Alta Resource breaks down e-waste for rare earth metals that electronics need

Rare earth metals are largely unknown to the general public, but are used in a huge variety of products. The elements, including neodymium, and praesodymium, and cerium, themselves aren’t rare. But they’re concentrated in certain parts of the globe and are very challenging to refine into anything useful. Their unique electric and magnetic properties make them essential for electronics like hard drives and headphones, and some are used as contrast agents for MRI and CT scans. Many sell for tens of thousands of dollars per metric ton.

In recent years, China has become the dominant refiner of rare earths, and the Chinese Communist Party uses them as bargaining chips in tit-for-tat trade disputes with the U.S.

“Typically, there’s 330,000 to 350,000 tons of rare earths produced per year. Historically, almost none of them are produced in the U.S.,” said Nathan Ratledge, co-founder and CEO of Alta Resource Technologies.

The U.S. Department of Defense is nervous enough that it has made securing the elements a key part of its industrial strategy.

“China can very easily weaponize this critical mineral supply,” Ratledge said. The potential fallout extends beyond defense applications, too. “They’ve already put export restrictions on some stuff that’s pretty critical to a lot of real valuable companies like Nvidia and Apple.”

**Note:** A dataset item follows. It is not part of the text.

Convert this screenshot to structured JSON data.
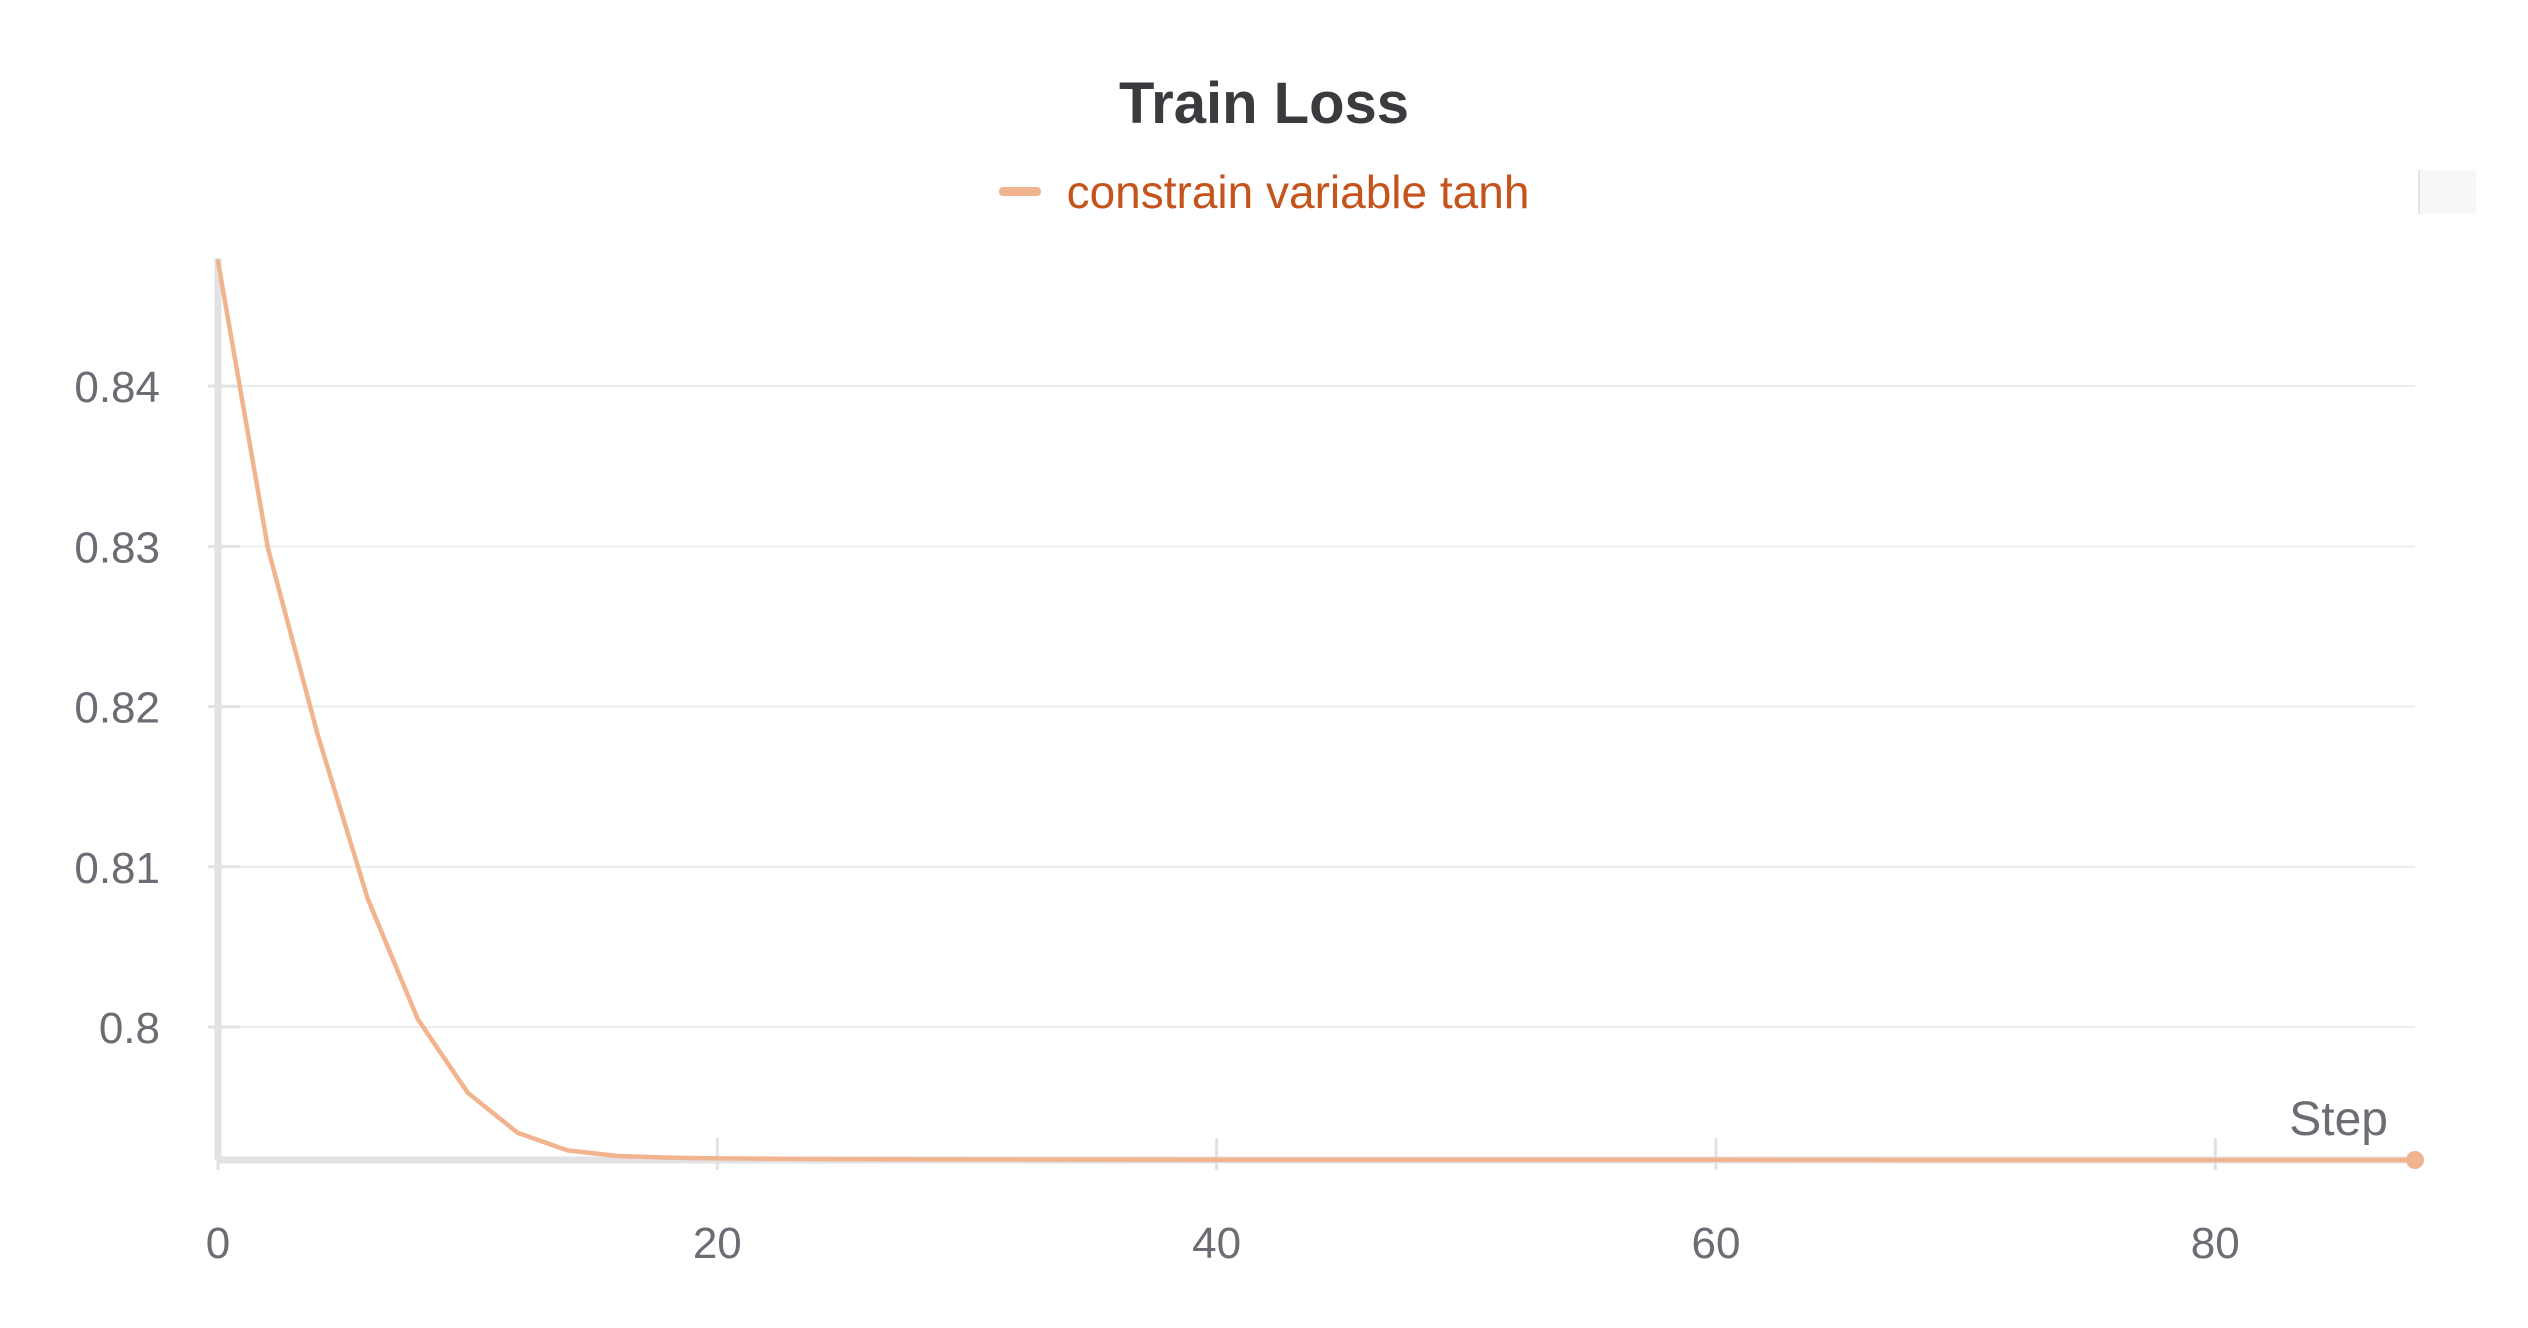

The U.S. currently has one operating rare earth mine in California, but it has had a rocky history. Ratledge said there’s an alternative, though, lurking in the tons of e-waste the country generates every year.

Alta claims it has developed a way to extract rare earth elements from low-grade supplies more efficiently than current refining techniques, which tend to rely on toxic chemicals applied over dozens of steps. The company, which until now has operated in stealth, instead uses a series of proteins that are specially designed to latch onto rare earth elements, whether they’re from virgin ore or electronic waste.

“It’s hard for chemicals to differentiate between neighboring elements on the periodic table,” Ratledge said. “When things are less complex, chemicals can tend to win, because chemicals are cheaper. And when things are more complex, biology tends to shine because of the selectivity. The trick is harnessing biology in the right way.”

Alta’s proteins are attached to a resin and loaded into a column through which solutions containing rare earth elements are allowed to percolate. The proteins snatch rare earths out of solution and, when they’re saturated, the column is flushed and washed to release the metals. Ratledge said the proteins have proven to be surprisingly durable. 

The company is planning to build a pilot-scale plant this year that’s about the size of a shipping container. Ratledge said that Alta “has reasonable conviction” that the federal government will help fund at least part of the cost of the pilot.

To help with refining the technology and scaling it up, Alta has raised a $5.1 million seed round, the company exclusively told TechCrunch. The round was led by DCVC and Voyager Ventures with participation from Orion Industrial Ventures, Overture, and WovenEarth Ventures. The startup has also secured about $1 million in grant funding from DARPA and the state of Colorado.

Though Alta won’t be able to shift rare earth refining back to the U.S. overnight, Ratledge is optimistic that his company can produce enough metal to help the Pentagon breathe easier.

“To de-risk some of the core national security concerns, you don’t need hundreds of thousands of tons. You’re talking single-digit-thousands of tons. Being able to meet those needs for the U.S. government is a near-term opportunity for us and other people like us,” he said.